Tels furent les parlemens de France dès les premières époques de la monarchie. En les rendant sédentaires, Philippe-le-Bel n'a point altéré leur constitution; dans tous les temps ils ont eu le même ministère, les mêmes devoirs. et les mêmes droits. La première fonction de ces augustes tribunaux est de donner aux lois, par l'enregistrement, la sanction nécessaire.
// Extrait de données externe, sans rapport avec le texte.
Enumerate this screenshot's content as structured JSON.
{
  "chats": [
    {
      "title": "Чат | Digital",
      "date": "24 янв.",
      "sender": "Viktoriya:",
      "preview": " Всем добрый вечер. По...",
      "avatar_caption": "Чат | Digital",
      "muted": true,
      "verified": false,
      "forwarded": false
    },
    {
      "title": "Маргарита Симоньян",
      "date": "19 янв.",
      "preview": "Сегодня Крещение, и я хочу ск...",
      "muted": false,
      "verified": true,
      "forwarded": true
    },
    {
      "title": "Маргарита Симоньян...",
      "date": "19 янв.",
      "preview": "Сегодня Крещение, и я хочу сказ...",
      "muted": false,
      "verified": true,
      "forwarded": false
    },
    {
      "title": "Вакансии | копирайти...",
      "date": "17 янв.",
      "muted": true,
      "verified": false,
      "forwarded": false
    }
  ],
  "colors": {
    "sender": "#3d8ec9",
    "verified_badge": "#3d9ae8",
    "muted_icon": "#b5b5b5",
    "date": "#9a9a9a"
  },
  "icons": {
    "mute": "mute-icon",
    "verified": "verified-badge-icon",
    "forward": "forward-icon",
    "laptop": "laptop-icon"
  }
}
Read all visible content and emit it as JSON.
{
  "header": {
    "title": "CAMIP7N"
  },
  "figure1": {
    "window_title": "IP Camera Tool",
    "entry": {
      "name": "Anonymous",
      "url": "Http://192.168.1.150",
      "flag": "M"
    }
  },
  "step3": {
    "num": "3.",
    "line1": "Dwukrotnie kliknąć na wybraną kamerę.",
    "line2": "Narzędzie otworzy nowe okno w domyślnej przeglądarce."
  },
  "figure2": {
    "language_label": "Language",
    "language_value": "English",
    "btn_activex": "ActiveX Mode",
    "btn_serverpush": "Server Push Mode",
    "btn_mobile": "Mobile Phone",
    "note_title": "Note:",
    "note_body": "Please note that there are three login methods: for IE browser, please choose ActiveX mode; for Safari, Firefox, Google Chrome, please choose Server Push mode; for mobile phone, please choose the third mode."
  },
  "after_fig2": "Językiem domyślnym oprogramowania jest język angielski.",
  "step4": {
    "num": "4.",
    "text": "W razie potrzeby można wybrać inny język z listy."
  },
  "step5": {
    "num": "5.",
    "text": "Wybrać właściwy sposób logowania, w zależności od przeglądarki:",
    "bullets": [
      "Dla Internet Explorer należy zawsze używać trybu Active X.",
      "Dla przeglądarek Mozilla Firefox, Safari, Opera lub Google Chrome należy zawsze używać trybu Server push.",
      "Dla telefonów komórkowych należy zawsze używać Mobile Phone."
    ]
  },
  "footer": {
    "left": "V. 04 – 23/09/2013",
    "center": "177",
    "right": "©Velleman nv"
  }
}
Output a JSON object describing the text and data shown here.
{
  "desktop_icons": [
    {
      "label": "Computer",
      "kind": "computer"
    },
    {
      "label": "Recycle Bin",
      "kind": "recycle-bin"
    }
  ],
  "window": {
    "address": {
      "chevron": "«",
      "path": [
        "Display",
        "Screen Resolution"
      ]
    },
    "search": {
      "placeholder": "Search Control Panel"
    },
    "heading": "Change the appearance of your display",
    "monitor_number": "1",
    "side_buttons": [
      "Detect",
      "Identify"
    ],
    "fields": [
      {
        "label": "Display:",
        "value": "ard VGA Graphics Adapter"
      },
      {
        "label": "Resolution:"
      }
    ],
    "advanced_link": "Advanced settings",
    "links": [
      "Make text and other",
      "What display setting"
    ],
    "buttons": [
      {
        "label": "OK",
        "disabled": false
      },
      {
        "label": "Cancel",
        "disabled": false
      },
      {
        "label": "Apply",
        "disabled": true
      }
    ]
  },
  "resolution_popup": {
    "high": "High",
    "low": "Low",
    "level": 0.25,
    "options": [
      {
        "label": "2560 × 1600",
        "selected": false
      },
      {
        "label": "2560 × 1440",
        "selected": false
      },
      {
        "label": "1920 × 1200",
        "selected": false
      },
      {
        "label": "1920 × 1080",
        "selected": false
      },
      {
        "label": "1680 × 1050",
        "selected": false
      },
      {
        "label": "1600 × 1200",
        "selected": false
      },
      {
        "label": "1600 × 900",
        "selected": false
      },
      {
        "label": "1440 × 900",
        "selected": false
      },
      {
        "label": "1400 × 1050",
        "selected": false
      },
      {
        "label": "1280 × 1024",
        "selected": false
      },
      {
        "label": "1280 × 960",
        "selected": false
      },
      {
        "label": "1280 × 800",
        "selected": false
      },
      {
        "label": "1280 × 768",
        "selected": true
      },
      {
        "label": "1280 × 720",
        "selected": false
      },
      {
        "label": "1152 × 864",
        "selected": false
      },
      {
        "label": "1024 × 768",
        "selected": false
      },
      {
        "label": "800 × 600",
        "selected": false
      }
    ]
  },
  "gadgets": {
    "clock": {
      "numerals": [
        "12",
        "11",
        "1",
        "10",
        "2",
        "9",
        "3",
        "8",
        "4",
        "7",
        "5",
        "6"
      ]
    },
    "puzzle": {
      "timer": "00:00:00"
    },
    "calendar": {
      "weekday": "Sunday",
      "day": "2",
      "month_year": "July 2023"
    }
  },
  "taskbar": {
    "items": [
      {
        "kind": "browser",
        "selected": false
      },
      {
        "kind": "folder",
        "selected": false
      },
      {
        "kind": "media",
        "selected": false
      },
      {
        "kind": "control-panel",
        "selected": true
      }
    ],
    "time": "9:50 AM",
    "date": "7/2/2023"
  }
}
A ce motif, sans doute bien suffisant, d'étudier l'esprit d'une ordonnance nouvelle, d'en connaître exactement l'intention et le but, de se préparer

à en rendre l'exécution sûre et générale, et à en faire partout une application juste et sage, se joint un autre motif plus puissant peut-être, et capable d'intéresser toute la délicatesse des magistrats à l'examen le plus réfléchi; c'est celte brillante prérogative d'éclairer le législateur lui-même sur les inconvéniens qu'ils peuvent apercevoir dans les lois qu'il promulgue. Les magistrats connaîtraient-ils assez peu le prix d'une si noble fonction pour laisser au temps et au public le soin de découvrir ces inconvéniens? Voudraient-ils, d'une autre part, se décréditer auprès du souverain, en lui communiquant des craintes imaginaires, qu'on pardonne à peine à l'ignorance et à la pusillanimité? Quels soins et quels efforts pour bien saisir l'objet de toutes les ordonnances, et ne pas s'exposer à perdre, par une démarche précipitée ou une négligence coupable, la confiance du monarque et de la nation! Mais combien ces soins et ces efforts perfectionnent le discernement, développent la sagacité, donnent aux idées de la grandeur et de l'exactitude! Combien cet exercice est propre à former ce coup d'œil supérieur, aussi vaste que prompt et juste, qui saisit dans un instant et compare tous les ports!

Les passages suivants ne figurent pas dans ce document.